Пока дошли до главной площади, Пьяцетты, Афанасий знал: Микешин его оболгал, Копылов вернулся из Баку через год, кое-что нажив, еле бьется до сих пор, бронникова семья нищенствует. Кашин прошлой весной помер... На Руси дела! Великий князь на греческой царевне женился. Казань и Сарай к рукам прибрали, астраханцы сидят - не пикнут, Новгород веча лишен, Москва - в силе!
- Послушай, - глядя в сторону и стараясь говорить спокойно, сказал Никитин, - кому же мне теперь долг возвращать? Остался кто в кашинском доме-то, аль нет? Дочь у него была...
- Эва! - протянул Рябов. - Дочь его пять годов за Барыковым, трое ребятишек у ней. Видная баба, да, но вредная... Не приведи господь! Все нелады с мужиком, все поперек. Барыков пить через нее стал. Плюнь. Какой на тебе долг! Избу твою и все барахло они взяли, в расчете вы.
- Трое, говоришь? - переспросил Никитин. - Сыновья?
- Сын да две девки... Плохо, плохо живут. Слышь, - замедлил шаг Рябов. - Сейчас наших встренем, так ты шутки-то брось... Парень ты был хороший, помню, где ходил - твое дело. Не хочешь сказывать, не надо. Но про Индию не ври. У нас ребята серьезные. Не любят, когда языком мелют.
- Ладно, - сказал Никитин. - Идем. Помолчу. А в Индии, брат, я был. И ничего тут не попишешь. Да, как ни вертись...
- ... и доплыли мы от эфиопов к Ормузу. Ну, тут места уже свои. Попутчик мой в городе осел. Надумал водой торговать. Он, значит, остался, а я - домой.

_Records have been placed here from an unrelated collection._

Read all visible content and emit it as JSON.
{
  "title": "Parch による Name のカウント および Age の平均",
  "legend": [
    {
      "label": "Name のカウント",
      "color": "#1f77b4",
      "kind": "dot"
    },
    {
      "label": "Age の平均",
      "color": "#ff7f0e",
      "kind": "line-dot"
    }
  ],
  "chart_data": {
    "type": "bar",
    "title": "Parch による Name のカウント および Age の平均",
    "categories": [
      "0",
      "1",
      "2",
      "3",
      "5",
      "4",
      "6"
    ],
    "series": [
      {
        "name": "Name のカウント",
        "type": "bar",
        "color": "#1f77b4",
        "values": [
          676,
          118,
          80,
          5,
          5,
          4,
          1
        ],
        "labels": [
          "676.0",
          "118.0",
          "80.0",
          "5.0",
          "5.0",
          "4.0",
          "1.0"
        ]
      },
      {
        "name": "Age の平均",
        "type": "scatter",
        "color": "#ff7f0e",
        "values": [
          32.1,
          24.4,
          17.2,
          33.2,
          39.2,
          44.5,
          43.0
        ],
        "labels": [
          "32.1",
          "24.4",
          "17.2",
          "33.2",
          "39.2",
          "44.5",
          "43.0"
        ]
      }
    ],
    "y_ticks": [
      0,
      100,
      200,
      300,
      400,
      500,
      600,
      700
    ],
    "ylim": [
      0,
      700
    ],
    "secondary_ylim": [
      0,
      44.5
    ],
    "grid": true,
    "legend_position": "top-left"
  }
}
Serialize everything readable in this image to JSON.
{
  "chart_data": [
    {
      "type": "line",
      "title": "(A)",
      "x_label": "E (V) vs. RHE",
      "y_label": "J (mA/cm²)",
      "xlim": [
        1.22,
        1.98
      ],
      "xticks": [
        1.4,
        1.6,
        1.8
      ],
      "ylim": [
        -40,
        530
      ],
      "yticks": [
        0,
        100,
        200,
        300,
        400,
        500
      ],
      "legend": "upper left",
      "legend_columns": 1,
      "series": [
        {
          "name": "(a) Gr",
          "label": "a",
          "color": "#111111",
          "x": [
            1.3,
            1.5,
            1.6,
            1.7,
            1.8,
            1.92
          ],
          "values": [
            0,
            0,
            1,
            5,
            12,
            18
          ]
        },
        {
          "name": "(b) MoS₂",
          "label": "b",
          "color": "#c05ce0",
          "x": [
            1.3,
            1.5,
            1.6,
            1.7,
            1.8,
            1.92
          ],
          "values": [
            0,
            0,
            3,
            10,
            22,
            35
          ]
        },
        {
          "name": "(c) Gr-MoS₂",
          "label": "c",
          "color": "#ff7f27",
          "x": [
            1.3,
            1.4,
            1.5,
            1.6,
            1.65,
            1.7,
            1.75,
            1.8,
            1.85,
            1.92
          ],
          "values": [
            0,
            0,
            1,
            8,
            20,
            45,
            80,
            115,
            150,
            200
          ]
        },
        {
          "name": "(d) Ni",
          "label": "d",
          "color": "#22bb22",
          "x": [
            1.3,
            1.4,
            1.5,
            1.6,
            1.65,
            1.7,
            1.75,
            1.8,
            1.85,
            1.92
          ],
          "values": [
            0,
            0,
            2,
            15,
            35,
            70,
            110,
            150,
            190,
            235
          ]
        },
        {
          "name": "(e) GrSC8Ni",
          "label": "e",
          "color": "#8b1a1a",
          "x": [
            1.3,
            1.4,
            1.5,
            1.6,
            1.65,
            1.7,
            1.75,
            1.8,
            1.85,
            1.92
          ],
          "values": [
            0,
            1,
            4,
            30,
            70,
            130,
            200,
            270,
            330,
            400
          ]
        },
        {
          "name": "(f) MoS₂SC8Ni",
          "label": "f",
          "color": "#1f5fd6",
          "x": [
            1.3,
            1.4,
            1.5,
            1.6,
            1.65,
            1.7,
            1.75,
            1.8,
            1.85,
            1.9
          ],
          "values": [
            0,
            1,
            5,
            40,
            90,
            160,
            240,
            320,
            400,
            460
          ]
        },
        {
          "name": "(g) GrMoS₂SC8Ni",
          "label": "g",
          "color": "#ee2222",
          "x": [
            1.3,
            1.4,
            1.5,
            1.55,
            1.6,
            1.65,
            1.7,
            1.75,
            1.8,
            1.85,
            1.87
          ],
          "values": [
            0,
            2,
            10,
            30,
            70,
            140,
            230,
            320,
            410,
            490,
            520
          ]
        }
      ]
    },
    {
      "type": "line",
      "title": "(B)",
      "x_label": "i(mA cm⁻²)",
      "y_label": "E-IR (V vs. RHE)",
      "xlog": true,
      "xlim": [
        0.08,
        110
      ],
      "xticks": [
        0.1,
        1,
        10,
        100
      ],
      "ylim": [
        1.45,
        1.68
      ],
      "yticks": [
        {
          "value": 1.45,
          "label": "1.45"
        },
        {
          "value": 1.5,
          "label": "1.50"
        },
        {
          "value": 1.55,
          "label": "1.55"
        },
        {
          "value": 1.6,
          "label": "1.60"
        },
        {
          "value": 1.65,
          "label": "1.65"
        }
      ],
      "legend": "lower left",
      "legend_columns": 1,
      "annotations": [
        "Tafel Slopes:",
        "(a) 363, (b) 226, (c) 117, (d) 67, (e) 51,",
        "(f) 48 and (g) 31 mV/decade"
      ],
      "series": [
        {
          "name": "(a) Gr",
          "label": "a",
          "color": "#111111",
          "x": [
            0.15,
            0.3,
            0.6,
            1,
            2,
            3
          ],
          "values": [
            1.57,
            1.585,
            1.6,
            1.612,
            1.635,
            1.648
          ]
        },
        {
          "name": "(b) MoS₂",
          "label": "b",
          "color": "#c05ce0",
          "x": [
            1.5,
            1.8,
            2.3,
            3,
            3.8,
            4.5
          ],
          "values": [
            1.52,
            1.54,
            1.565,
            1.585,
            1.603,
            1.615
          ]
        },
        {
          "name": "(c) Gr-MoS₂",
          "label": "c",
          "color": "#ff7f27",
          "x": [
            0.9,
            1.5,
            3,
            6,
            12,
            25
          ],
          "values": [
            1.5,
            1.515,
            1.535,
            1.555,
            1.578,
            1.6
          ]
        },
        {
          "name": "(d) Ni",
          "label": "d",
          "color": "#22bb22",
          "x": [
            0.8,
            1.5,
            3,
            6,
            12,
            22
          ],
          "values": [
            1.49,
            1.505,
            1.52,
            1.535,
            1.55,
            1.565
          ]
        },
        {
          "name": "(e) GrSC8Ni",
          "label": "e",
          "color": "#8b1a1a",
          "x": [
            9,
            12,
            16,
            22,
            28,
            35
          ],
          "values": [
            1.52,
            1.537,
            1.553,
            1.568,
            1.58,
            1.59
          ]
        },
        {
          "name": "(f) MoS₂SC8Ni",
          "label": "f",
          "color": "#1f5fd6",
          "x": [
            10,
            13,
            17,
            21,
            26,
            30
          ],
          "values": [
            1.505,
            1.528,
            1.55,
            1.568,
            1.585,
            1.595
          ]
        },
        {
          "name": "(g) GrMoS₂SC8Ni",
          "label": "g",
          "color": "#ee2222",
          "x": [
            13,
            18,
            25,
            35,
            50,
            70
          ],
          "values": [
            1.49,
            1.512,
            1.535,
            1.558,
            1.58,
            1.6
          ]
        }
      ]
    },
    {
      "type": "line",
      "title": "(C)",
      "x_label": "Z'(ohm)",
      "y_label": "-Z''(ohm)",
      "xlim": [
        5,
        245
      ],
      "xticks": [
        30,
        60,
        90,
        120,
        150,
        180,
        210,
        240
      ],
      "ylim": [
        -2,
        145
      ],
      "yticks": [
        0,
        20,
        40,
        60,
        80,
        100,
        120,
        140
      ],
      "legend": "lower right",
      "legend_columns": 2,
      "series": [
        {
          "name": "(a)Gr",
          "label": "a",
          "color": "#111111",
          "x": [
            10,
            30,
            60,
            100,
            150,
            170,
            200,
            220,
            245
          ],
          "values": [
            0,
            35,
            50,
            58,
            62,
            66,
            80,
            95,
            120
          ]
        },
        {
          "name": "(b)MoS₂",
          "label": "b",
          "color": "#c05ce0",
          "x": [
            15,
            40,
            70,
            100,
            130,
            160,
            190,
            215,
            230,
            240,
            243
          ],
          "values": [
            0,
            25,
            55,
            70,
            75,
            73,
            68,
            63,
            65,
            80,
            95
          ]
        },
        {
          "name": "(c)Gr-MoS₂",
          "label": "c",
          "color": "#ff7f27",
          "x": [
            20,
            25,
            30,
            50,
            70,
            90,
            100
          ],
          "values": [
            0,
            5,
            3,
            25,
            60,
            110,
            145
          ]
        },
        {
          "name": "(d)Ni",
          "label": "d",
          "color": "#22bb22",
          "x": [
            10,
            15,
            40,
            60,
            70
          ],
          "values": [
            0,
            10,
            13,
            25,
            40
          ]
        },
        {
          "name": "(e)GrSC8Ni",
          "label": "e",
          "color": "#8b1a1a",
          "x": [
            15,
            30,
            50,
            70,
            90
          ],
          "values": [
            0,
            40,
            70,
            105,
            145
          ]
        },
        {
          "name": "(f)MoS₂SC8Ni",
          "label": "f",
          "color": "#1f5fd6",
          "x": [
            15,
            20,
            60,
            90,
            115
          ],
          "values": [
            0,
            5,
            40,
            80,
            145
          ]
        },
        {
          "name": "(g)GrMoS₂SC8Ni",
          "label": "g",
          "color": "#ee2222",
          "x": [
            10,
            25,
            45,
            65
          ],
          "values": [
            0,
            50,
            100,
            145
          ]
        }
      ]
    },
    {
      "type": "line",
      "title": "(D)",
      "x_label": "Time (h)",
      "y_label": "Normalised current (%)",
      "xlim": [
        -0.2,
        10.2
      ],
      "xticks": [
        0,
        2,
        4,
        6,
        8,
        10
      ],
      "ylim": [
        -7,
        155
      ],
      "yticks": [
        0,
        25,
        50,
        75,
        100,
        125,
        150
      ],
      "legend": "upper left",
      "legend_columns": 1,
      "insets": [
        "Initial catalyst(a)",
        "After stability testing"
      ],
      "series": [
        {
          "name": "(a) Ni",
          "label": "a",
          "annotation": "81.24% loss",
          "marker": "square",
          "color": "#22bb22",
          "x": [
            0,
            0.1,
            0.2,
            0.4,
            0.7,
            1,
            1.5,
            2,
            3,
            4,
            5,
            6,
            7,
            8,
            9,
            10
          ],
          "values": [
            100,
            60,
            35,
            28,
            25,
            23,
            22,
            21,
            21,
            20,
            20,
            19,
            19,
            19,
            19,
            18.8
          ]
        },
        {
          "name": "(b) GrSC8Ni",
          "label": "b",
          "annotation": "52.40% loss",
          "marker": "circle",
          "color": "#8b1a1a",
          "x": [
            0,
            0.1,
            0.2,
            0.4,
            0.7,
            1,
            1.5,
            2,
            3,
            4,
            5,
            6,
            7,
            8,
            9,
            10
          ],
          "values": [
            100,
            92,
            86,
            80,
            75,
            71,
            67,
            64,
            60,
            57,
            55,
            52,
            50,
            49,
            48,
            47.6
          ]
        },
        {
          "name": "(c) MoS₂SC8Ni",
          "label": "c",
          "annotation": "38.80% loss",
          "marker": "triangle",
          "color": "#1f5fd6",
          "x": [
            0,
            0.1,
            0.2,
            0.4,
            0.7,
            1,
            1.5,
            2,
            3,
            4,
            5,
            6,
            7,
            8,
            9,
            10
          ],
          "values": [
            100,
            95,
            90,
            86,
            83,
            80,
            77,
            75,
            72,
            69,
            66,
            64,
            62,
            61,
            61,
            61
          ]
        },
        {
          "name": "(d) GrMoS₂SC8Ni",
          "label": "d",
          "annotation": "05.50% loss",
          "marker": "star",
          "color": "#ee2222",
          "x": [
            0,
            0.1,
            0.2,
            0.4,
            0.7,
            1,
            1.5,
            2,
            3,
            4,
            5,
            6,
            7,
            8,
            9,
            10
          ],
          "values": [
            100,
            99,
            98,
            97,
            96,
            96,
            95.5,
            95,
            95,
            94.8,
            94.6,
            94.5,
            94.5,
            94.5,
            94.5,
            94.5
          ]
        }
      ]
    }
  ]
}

Эх, братцы! Верите ли, вся душа изныла. Никакого терпенья не было. Мотаешься на верблюде, солнце тебя печет, пить хочется, а думка одна: скорей, скорей, скорей! И ночевкам-то не рад, и привалы сердят. Есть такой город Шираз. Роз там, правда, много, в зелени все, но смотрю я на тамошнюю речушку Рокнабад и ничего, кроме скуки и пыли, не вижу. И розы мне ни к чему. На Волгу бы, думаю, в поля бы наши! Э! А еще идти и идти... От Шираза а Йезд, оттеля в Наин, через горы к Исфагани, и прежней дорогой в Кум. Здесь слышу: татары на Волге опять с Москвой воюют. Значит, путь закрыт. Я туда, я сюда. Узнаю: караван в Тебриз идет, а от Тебриза можно в Трепизон, к туркам пробраться, к Черному. Давай, думаю, тут рискну. Не пропадать же мне у персюков. Доберусь, мол, до Балаклавы или Кафы, другого выхода нет для меня. Пошел. До Тебриза хорошо было. Хан ихний Узун-Хасан как раз на турок поход готовил, так по дороге с войсками двигались. В Тебризе и самого хана видел. Старый уже, черт, а гуляка и песельник - куда! Как шатры раскинут, так пошел пир горой. И всю жизнь в походе. Хуже татар, ей-богу. Даже города какого, чтоб в нем стоять, у него не имеется. Сегодня здесь ночевал, завтра снялся... Ну, от Тебриза я опять с его войсками до гор Эрдзижанских дошел. А потом они на юг, а я к Трепизону. В Турции-то уже земля на нашу похожа. И прохладней, и лесов много по дороге. Одно слово - дышу, ликую: почти дома! Да... Однако рано радовался. Едва в Трепизон вошел - похватали нас. Весь товар отняли, утащили в крепость. Приняли, вишь, меня за лазутчика Узун-Хасанова, подметных грамот искали. Грамот не нашли, а к товару руки приложили. И перца, и шелков, и еще кое-чего не досчитался я. А кому скажешь? Сам паша ихний розыск учинял. Шесть дней меня держал, толстомордый. Ну, а потом продал я обоих верблюдов, погрузился на корабль, да и поплыл сюда... Вот счастье-то, что вас в первый же день сыскал! Теперь уж не один буду.
Никитин умолк, обводя доверчивым взглядом заворожено слушавших купцов. Был уже поздний вечер. На подворье, где стояли москвичи и куда Никитин притащил вещи, все давно спали.